Pleasing Mr Pepys

Written by Deborah Swift
Review by Ann Northfield

Deb Willett is employed in the household of the diarist Samuel Pepys as a companion for his wife. She is there to help her with the pets and ladylike tasks, such as sewing and dressing hair, and thus to earn enough money to keep her sister in education and away from the perils of life on the streets, only a short step away in this society. As readers are aware from the famous diaries, Mr Pepys is possessed of wandering hands and a fondness for the ladies, and this causes difficulties for Deb and pain for his wife. At times the theme of pleasing becomes vital: how much should you please others, how far should you go to ensure your survival and where can a good-natured gesture lead you? Deb becomes embroiled in secrets, lies and deceptions of all kinds when she agrees to help Abigail Williams, mistress of an important sea lord, with copying documents. As Deb herself observes, “one thing dragged another in its wake”, and so she becomes more and more tightly enmeshed in corruption and deceit.

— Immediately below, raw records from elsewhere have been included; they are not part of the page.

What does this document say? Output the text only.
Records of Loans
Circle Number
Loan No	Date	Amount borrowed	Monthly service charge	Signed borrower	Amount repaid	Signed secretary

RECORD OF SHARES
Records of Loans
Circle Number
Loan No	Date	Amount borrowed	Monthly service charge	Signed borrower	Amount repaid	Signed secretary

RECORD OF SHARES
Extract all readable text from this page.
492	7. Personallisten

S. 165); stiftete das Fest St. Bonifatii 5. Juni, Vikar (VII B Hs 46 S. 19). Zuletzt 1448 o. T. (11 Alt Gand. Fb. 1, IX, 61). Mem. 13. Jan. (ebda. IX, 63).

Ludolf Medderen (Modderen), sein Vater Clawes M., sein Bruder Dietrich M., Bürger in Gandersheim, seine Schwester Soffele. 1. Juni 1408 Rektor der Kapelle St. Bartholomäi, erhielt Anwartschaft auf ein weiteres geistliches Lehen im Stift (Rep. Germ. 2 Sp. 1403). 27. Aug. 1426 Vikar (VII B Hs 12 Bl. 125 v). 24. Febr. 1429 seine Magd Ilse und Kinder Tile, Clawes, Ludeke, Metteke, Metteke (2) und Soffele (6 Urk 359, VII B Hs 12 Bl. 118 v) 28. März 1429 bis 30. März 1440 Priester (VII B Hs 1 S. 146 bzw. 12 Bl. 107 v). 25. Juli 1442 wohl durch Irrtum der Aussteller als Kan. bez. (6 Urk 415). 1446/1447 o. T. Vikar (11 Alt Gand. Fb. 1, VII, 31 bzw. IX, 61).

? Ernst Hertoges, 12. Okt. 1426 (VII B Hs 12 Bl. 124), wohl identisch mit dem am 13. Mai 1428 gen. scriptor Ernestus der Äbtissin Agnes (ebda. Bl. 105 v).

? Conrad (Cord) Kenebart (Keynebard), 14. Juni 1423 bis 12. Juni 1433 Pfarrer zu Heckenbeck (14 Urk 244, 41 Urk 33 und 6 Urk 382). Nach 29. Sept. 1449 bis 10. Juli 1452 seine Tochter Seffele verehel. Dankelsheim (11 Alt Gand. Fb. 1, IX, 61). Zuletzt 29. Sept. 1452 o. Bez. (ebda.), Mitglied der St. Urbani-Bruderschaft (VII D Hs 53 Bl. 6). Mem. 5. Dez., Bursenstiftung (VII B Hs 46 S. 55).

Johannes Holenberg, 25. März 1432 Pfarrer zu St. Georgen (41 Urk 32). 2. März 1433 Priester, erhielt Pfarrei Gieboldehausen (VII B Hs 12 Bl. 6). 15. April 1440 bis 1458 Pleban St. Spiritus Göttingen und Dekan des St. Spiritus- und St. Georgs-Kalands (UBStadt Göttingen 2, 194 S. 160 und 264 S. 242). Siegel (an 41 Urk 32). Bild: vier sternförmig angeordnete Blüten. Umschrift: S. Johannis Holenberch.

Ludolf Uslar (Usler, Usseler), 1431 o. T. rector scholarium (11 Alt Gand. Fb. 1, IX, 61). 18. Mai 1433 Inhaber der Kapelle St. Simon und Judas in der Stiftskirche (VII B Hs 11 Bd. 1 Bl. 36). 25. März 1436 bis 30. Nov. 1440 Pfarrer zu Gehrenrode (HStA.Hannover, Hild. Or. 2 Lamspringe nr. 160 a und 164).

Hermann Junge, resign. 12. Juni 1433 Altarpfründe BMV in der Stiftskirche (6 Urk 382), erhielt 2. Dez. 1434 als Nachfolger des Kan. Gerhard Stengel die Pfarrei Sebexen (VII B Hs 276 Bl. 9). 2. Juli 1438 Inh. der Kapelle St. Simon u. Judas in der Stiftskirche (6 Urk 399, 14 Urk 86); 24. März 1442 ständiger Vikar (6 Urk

The historical details are woven into the fabric of the novel seamlessly, and the characters really live off the page in the mind of the reader and, towards the end, matters become almost unbearably tense as danger threatens those Deb cares about. This is well-written, thoughtful and very much recommended. There are historical notes at the end as well as questions for reading groups. It would make a fine choice for such a group as there is plenty to discuss, above and beyond the finely drawn historical setting.